Quand elle a fait le choix du voile à 17 ans, sa mère, coréenne d'origine et chrétienne, a mis trois ans à accepter sa décision.
D'habitude, à cet âge, "les gens veulent seulement se fondre dans la masse", dit-elle d'une voix douce mais déterminée. En se couvrant, elle allait donc "à l'encontre de tout ce que disait notre société".
"Toutes ces marques vous expliquent que vous devez vous maquiller, montrer de la chair, vous teindre les cheveux", dénonce-t-elle. "L'industrie vous dit que vous ne serez jamais assez bien".
"Si je me couvre, je prends le pouvoir, je décide qui je veux être", dit-elle. Et quelle que soit la controverse que peut susciter ce type de décision, elle est certaine que "pour la majorité des femmes musulmanes dans le monde, c'est un choix".
"Travailler encore plus dur"
A 20 ans, Sarah lance sa marque de "modest fashion", Haya, mais la met vite en sommeil pour "étudier". D'abord à la prestigieuse Fashion Institute of Technology de New York, puis dans les ateliers de grandes marques.
Mais l'idée de proposer sa propre mode reste bien présente chez celle qui a remporté un concours national de création de voile islamique il y a trois ans.
"Mon message ne sera pas religieux", prévient-elle, citant en exemple la créatrice américaine Ryan Roche, adepte des pantalons et des manches, et The Row, la maison des soeurs Olsen, dont beaucoup de pièces sont longues et amples.
"Elle sont extrêmement pudiques, mais comme elles ne sont pas liées à la religion, les gens ne le voient pas comme ça", souligne la jeune femme, aujourd'hui âgée de 33 ans, dont le voile étudié rappelle les turbans des années folles.
Depuis dix ans qu'elle a intégré l'industrie, Sarah dit n'avoir eu vent que d'une autre femme voilée dans le milieu des grandes marques américaines de prêt-à-porter.
Si ce milieu est plus ouvert que le reste de la société américaine, elle se souvient d'un entretien d'embauche où le recruteur l'a ouvertement écartée parce qu'elle portait le voile.
"Les gens me jugeront toujours différemment", admet-elle. "Je dois travailler encore plus dur, mais c'est pour ça que j'ai signé quand j'ai fait ce choix".
Sa différence, Sarah l'a toujours sentie davantage lorsqu'elle quitte le microcosme new-yorkais pour retourner dans son Midwest natal. Et depuis l'élection de Donald Trump, la fracture est encore plus marquée.
"Dès que je suis arrivée en Ohio, j'ai senti les regards appuyés. Et je ne suis pas parano", dit-elle.
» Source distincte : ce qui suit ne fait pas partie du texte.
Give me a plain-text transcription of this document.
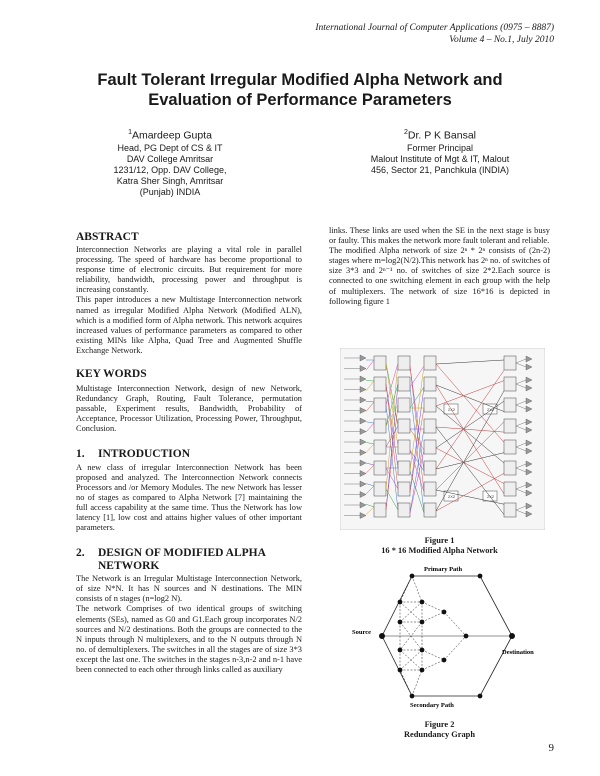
International Journal of Computer Applications (0975 – 8887)
Volume 4 – No.1, July 2010
Fault Tolerant Irregular Modified Alpha Network and Evaluation of Performance Parameters
$^1$Amardeep Gupta
Head, PG Dept of CS & IT
DAV College Amritsar
1231/12, Opp. DAV College,
Katra Sher Singh, Amritsar
(Punjab) INDIA
$^2$Dr. P K Bansal
Former Principal
Malout Institute of Mgt & IT, Malout
456, Sector 21, Panchkula (INDIA)
ABSTRACT

Interconnection Networks are playing a vital role in parallel processing. The speed of hardware has become proportional to response time of electronic circuits. But requirement for more reliability, bandwidth, processing power and throughput is increasing constantly.

This paper introduces a new Multistage Interconnection network named as irregular Modified Alpha Network (Modified ALN), which is a modified form of Alpha network. This network acquires increased values of performance parameters as compared to other existing MINs like Alpha, Quad Tree and Augmented Shuffle Exchange Network.

KEY WORDS

Multistage Interconnection Network, design of new Network, Redundancy Graph, Routing, Fault Tolerance, permutation passable, Experiment results, Bandwidth, Probability of Acceptance, Processor Utilization, Processing Power, Throughput, Conclusion.

1. INTRODUCTION

A new class of irregular Interconnection Network has been proposed and analyzed. The Interconnection Network connects Processors and /or Memory Modules. The new Network has lesser no of stages as compared to Alpha Network [7] maintaining the full access capability at the same time. Thus the Network has low latency [1], low cost and attains higher values of other important parameters.

2. DESIGN OF MODIFIED ALPHA
NETWORK

The Network is an Irregular Multistage Interconnection Network, of size N*N. It has N sources and N destinations. The MIN consists of n stages (n=log2 N).

The network Comprises of two identical groups of switching elements (SEs), named as G0 and G1.Each group incorporates N/2 sources and N/2 destinations. Both the groups are connected to the N inputs through N multiplexers, and to the N outputs through N no. of demultiplexers. The switches in all the stages are of size 3*3 except the last one. The switches in the stages n-3,n-2 and n-1 have been connected to each other through links called as auxiliary

links. These links are used when the SE in the next stage is busy or faulty. This makes the network more fault tolerant and reliable.

The modified Alpha network of size 2ⁿ * 2ⁿ consists of (2n-2) stages where m=log2(N/2).This network has 2ⁿ no. of switches of size 3*3 and 2ⁿ⁻¹ no. of switches of size 2*2.Each source is connected to one switching element in each group with the help of multiplexers. The network of size 16*16 is depicted in following figure 1

2X2	2X2
2X2	2X2
Figure 1
16 * 16 Modified Alpha Network
Primary Path
Secondary Path
Source
Destination
Figure 2
Redundancy Graph
9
Mais son voile suscite aussi parfois des réactions positives, comme le jour où "une femme m'a abordée dans la rue pour me dire: votre foulard est magnifique", se souvient-elle.
"Je pourrais retirer mon voile et me fondre dans la masse. Mais mes amis noirs, eux, ne peuvent pas changer", explique la jeune femme.
Sarah préfère voir dans ce défi une opportunité. Pour les musulmans, dit-elle, "la mode peut être un moyen (...) de nous unir et trouver des moyens de faire front au sectarisme et à la haine".